El Cambio Radical en el Ecosistema de IA
Las startups de inteligencia artificial están adoptando un nuevo enfoque: instead of focusing on building foundation models from scratch, they are comfortable with being labeled as «GPT wrappers», companies that build interfaces on top of existing AI models like ChatGPT. This shift underscores a broader trend where the foundation model is seen as a commodity that can be swapped in and out as necessary.
¿Por qué los Modelos Base están Perdiendo Relevancia?
Part of what is driving this is that the scaling benefits of pre-training — that initial process of teaching AI models using massive datasets — has slowed down. Attention has turned to post-training and reinforcement learning as sources of future progress. For instance, if you want to make a better AI coding tool, you’re better off working on fine-tuning and interface design rather than spending billions on pre-training.
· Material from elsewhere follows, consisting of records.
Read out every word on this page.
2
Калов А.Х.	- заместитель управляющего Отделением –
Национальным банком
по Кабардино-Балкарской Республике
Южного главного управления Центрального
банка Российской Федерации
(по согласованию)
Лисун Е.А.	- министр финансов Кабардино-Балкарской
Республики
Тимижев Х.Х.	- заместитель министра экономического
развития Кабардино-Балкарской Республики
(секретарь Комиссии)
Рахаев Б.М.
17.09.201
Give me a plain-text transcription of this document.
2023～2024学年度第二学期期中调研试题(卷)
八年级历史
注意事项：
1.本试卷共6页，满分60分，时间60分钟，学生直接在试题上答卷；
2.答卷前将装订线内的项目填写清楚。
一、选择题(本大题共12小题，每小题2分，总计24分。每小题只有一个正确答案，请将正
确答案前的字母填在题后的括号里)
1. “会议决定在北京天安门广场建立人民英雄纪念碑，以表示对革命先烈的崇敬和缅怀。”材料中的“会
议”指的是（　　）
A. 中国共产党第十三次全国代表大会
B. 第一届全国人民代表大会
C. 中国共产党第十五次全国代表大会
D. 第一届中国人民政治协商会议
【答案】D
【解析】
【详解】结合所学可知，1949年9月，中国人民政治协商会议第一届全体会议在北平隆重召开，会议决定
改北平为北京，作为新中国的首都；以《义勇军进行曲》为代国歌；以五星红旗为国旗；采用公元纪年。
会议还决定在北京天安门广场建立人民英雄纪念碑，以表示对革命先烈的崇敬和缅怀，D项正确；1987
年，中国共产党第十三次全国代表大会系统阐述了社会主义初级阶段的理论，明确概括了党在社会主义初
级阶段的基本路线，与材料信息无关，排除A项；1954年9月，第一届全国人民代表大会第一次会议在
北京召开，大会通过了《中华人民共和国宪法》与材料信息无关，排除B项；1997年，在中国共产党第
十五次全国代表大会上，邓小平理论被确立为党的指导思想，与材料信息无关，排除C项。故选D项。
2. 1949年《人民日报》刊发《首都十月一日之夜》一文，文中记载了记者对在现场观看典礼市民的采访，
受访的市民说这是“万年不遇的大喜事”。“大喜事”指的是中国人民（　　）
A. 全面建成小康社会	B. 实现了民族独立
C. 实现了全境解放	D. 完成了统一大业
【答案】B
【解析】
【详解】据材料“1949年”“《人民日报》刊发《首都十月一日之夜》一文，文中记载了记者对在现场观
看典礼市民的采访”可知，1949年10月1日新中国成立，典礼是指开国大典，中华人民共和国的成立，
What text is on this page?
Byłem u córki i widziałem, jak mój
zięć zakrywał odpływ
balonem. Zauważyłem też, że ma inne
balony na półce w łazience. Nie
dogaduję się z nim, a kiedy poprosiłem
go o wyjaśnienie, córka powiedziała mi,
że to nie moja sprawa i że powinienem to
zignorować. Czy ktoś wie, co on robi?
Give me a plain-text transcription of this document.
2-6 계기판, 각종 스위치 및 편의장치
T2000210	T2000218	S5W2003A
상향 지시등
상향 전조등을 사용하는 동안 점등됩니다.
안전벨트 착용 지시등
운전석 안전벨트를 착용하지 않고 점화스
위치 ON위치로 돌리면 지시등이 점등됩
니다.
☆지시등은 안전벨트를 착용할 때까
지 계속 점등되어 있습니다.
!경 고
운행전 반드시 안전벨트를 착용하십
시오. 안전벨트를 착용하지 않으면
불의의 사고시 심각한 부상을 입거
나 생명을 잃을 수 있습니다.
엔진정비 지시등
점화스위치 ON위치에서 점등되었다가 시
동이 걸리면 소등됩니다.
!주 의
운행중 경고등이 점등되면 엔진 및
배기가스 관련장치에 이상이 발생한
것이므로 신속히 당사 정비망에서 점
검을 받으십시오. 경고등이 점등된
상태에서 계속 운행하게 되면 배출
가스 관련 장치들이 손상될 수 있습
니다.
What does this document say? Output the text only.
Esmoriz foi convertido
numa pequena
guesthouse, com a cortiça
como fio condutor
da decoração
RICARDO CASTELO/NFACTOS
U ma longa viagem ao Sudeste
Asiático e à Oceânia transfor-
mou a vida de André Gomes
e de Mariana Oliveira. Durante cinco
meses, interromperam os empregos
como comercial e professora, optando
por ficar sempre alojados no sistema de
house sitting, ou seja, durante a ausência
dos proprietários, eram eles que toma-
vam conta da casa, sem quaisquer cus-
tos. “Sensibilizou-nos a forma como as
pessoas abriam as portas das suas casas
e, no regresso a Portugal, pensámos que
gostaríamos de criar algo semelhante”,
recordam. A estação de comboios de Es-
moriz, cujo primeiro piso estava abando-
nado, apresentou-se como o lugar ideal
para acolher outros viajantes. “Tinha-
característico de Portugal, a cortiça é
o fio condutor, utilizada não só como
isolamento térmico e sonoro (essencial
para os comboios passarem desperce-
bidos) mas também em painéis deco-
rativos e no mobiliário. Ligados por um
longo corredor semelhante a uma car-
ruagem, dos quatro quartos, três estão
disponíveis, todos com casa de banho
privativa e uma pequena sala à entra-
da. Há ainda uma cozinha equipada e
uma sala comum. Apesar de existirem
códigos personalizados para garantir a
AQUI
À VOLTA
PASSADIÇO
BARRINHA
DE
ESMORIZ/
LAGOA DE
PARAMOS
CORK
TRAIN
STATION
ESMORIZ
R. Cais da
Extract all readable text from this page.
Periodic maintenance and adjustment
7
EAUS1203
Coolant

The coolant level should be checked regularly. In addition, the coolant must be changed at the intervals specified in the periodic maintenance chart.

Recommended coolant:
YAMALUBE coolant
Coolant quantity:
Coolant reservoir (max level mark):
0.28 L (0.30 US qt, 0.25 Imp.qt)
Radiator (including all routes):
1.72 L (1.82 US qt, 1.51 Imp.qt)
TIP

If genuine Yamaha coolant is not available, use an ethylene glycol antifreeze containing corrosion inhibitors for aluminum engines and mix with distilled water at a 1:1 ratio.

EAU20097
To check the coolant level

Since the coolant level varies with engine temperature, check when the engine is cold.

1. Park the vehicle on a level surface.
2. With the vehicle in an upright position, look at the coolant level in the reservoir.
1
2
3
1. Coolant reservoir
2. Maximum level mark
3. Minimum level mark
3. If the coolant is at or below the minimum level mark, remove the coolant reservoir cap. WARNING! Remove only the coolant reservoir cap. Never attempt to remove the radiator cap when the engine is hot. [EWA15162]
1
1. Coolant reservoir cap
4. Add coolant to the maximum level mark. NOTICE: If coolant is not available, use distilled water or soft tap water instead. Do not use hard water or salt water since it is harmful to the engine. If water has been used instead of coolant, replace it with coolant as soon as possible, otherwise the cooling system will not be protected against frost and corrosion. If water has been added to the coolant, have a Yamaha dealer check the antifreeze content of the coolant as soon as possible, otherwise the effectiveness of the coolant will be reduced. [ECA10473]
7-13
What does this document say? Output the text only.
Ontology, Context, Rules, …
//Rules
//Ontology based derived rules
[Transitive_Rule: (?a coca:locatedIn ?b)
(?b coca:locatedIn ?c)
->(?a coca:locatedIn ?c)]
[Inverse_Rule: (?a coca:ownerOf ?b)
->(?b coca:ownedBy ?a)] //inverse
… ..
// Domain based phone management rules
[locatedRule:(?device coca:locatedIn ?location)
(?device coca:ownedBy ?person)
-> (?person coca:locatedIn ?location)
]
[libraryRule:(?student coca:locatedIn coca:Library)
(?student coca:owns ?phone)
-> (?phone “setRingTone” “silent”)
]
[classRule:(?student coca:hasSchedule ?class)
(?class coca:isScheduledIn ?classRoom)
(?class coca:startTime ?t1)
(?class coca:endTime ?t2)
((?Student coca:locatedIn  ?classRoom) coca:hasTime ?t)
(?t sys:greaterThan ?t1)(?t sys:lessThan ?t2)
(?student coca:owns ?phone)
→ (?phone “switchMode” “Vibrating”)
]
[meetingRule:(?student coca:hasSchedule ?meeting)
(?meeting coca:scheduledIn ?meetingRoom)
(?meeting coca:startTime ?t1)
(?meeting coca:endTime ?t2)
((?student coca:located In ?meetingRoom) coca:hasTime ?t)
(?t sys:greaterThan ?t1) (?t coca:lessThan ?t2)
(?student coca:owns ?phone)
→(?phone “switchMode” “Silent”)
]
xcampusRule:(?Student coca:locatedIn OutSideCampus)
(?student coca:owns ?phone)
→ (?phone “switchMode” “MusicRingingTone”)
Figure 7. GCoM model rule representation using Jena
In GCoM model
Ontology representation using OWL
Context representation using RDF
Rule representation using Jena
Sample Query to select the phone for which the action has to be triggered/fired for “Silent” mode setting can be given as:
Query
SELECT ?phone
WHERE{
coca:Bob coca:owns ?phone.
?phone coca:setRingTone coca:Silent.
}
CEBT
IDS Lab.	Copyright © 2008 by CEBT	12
El Panorama Competitivo Actual
Instead of a race for an all-powerful AGI, the immediate future looks like a flurry of discrete businesses: software development, enterprise data management, image generation and so on. Aside from a first-mover advantage, it’s not clear that building a foundation model gives you any edge in these areas. The abundance of open-source alternatives means that foundation models may not have any price leverage if they lose at the application layer.
Falta de Ventaja del Primer Movil
As venture capitalist Martin Casado of a16z pointed out, OpenAI was the first to put out a coding model, as well as generative models for image and video — only to lose all three categories to competitors.
«As far as we can tell, there is no inherent moat in the technology stack for AI,»
Casado concluded.
Ventajas Residuales de las Empresas de Modelos Base
Foundation model companies still have durable advantages, including brand recognition, infrastructure, and vast cash reserves. However, the strategy of building ever-bigger foundation models looks less appealing than last year, and investments like Meta’s billion-dollar spending spree are starting to look risky.
Given the fast pace of AI development, the current focus on post-training could easily reverse in the next six months, but for now, the competitive landscape is shifting in favor of application-layer innovation.